The design of Kubernetes has its origins at Google as a platform for microservices. It does support batch jobs but they do not have the same level of support as microservices. The only difference between a Pod and Job is that a Job does not restart automatically.
The Pod abstraction assumes that the CPU and memory usage of the processes running inside a Pod are predictable and fairly constant. When a Pod’s memory usage is larger than its allocation, the assumption is that there is a bug or memory leak and the process should be killed.
For Pods the default resource allocation is “Best Effort”. When no CPU or memory limits are defined the Pod is considered low priority and does not have any resource limits. During my initial explorations with K8s I created 10 Best Effort Jobs that compiled software. K8s started all the Pods on a single Node. The compile jobs quickly used up all available memory on the system and K8s started killing Jobs at random.
This behavior makes sense when the Pods are stateless and part of Deployments and con be easily moved to other nodes. Of course the compile jobs can just be restarted but it is wasteful to throw away the work in progress. In this case “Best Effort” doesn’t really seem appropriate for running batch jobs.
Using the Pod AnitAffinity with the nodename and/or labels, the K8s scheduler will spread the Pods out over a set of Nodes. This way if the nodes have enough resources “Best Effort” pods will have the best chance of not consuming too many resources on the nodes. But it isn’t a guarantee and it is difficult to predict if a Job/Pod will finish.
If “Best Effort” isn’t appropriate, then the next step is to give each Job a CPU and memory limit. The question then becomes what those limits should be? A Burstable Pod has lower limit and max limit. A Guaranteed Pod has a max limit. A Burstable Pod allows a form of resource over commitment. If the memory usage of the processes in the Pod ever tries to allocate more memory than the resource limit, the allocation will fail and K8s will kill the Pod.
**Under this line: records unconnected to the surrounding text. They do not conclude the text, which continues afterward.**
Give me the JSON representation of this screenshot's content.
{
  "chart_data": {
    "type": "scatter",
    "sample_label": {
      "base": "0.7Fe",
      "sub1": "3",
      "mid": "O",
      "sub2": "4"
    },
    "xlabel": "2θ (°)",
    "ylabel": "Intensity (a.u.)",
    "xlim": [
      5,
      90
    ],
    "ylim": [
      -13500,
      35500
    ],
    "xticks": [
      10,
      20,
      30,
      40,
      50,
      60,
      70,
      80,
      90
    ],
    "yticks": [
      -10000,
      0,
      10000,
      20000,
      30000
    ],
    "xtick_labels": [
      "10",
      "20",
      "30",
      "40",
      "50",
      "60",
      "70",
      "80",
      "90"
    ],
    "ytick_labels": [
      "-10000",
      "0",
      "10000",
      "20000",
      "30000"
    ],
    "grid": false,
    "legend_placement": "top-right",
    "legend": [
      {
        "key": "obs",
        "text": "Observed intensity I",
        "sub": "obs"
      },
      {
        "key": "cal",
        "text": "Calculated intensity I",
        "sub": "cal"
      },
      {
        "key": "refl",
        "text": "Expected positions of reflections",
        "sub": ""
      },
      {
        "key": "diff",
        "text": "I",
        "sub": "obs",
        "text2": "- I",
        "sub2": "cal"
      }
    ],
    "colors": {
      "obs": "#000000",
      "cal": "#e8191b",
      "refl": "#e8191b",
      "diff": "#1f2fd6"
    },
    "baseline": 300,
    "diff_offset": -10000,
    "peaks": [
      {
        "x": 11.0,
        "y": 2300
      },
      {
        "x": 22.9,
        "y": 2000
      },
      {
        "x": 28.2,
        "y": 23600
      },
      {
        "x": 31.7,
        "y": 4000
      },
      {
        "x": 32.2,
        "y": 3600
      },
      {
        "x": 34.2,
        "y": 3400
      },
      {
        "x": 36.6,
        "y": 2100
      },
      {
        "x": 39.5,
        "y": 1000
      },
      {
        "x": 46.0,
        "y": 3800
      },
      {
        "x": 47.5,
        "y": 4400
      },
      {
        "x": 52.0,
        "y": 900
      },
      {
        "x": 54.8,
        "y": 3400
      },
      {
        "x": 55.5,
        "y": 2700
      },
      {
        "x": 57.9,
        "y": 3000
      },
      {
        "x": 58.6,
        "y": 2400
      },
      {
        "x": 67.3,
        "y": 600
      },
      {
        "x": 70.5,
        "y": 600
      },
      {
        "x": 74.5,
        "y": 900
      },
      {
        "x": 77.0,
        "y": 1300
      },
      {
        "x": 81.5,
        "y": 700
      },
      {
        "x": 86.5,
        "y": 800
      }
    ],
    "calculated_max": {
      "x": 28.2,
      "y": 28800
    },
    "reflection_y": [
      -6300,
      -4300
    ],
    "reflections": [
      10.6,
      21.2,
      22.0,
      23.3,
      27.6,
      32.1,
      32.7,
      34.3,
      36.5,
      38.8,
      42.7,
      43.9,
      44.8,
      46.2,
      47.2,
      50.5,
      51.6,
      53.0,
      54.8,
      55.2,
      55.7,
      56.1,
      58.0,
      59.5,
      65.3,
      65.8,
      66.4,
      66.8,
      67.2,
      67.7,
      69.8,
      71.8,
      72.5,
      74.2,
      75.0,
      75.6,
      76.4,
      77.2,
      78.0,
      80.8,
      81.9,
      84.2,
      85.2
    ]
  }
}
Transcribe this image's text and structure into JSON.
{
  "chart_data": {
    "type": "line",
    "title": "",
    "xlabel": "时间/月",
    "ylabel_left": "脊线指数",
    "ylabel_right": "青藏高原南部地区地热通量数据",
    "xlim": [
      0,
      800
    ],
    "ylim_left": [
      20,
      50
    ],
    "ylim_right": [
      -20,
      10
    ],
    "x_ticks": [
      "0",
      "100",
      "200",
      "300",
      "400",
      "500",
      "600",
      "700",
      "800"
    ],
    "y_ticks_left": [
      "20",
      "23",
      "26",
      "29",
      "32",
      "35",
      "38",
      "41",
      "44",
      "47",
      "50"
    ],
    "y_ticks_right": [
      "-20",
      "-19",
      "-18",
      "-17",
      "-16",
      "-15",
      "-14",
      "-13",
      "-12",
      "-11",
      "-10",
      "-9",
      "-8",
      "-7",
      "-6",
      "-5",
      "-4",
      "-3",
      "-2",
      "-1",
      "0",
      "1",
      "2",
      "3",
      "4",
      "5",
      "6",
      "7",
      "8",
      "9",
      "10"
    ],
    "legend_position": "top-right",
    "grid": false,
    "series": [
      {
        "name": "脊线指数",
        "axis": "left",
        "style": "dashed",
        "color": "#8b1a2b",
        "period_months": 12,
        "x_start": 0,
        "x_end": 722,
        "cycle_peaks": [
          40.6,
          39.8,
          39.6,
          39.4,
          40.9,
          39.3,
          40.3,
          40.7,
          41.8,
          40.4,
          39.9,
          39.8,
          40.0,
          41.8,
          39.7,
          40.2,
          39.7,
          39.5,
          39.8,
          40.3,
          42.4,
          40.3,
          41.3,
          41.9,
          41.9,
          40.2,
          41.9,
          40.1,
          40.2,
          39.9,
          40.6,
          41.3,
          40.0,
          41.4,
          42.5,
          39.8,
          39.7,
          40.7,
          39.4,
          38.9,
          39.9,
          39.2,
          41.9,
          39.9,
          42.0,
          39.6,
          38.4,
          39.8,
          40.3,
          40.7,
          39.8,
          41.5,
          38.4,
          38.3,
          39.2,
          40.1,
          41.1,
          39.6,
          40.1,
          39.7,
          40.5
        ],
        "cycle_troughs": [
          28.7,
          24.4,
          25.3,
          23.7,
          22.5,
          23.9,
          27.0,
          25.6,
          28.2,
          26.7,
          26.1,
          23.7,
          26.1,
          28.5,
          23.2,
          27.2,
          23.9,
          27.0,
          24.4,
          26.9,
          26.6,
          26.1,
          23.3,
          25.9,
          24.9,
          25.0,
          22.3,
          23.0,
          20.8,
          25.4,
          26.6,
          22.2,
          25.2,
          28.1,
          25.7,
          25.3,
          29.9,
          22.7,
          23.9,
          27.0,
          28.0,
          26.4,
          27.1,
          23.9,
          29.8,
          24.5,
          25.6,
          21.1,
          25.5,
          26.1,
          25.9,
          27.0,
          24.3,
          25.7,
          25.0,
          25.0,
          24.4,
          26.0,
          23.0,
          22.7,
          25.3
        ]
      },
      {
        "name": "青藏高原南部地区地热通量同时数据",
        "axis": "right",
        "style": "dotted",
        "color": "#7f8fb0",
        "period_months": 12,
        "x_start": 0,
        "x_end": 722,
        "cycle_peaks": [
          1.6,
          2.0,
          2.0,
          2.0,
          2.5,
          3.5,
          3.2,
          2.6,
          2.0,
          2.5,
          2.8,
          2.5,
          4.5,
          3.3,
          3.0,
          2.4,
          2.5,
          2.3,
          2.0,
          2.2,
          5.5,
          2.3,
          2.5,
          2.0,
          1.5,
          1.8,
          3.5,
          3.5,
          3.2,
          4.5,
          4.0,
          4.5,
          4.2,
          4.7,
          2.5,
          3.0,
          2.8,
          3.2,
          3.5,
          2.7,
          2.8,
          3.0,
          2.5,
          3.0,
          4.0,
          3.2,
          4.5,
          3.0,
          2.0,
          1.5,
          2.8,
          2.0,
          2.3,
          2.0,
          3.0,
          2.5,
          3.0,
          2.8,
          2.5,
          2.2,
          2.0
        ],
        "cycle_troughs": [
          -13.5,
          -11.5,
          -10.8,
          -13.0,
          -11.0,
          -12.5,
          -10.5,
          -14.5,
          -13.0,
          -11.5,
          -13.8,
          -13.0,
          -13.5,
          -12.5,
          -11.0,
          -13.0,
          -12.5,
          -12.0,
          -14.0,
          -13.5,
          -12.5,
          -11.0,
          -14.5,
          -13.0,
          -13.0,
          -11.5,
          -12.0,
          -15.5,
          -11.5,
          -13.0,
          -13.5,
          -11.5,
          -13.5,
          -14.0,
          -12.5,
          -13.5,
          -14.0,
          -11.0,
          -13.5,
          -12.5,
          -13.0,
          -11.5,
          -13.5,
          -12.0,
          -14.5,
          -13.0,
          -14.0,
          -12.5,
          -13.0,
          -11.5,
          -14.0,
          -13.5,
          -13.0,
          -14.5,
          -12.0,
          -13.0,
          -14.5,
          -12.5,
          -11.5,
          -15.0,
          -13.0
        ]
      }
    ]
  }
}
The default Pod resources CPU and Memory have different behavior when the resource is exhausted. CPU over commitment is handled by the kernel scheduler and the scheduler will allocate CPU time based on the scheduler policy. A Pod that attempts to use more CPU time than allocated will be throttled. CPU is considered a compressible resource.
Memory is different because if there isn’t any memory available, attempted allocations will fail. This is considered a uncompressible resource. There isn’t a way to throttle process memory usage. The only option is swap memory which can allow allocations to proceed but it comes with problems like thrashing. With containers it gets even more complicated because by default the kernel does not account for swap memory in the memory resource usage.
So the only way to prevent a Pod from being killed when it uses too much memory is to set the memory allocation high enough. This is where the predictability of microservices makes figuring out the max memory limit easier.
But what about large and unpredictable Yocto builds? Yocto provides infinite configuration options and also supports two forms of build parallelization: jobs and parallel packages. These options speed up the build but make the the package build order non deterministic. SState can be used to speed up builds but it makes predicting memory usage even more difficult because it is impossible to know ahead of time which packages will be rebuilt.
What about using swap to add memory temporarily to a Pod that has used all of its allocation? K8s does not support swap and will require that swap be disabled. As far as I can tell the main issue is around how to account for the swap memory. Swap cannot just be added to memory of the machine because it is much slower. The current kube tools do not track swap usage and the kernel does not enable swap memory accounting by default for performance reasons. Swap can increase performance by removing unused memory pages to disk and giving applications more RAM. However a Pod using swap could thrash the entire node causing failures of Pods that are not using too many resources.
There is work underway to add swap alpha support to K8s 1.22 but it has many limitations and may be restricted to “Best Effort” Pods. Exactly how swap will be managed and accounted for are still open questions. At some point swap may be a part of the solution but it isn’t feasible now.
Without a way to make memory compressible there are only workarounds and tradeoffs.
It is the combination of the following:
that makes this a very difficult problem. The only “proper” solution would be to make the builds have more predictable memory usage. This would require a feedback mechanism to make/ninja/bitbake to adjust the number of running processes based on the current container memory usage.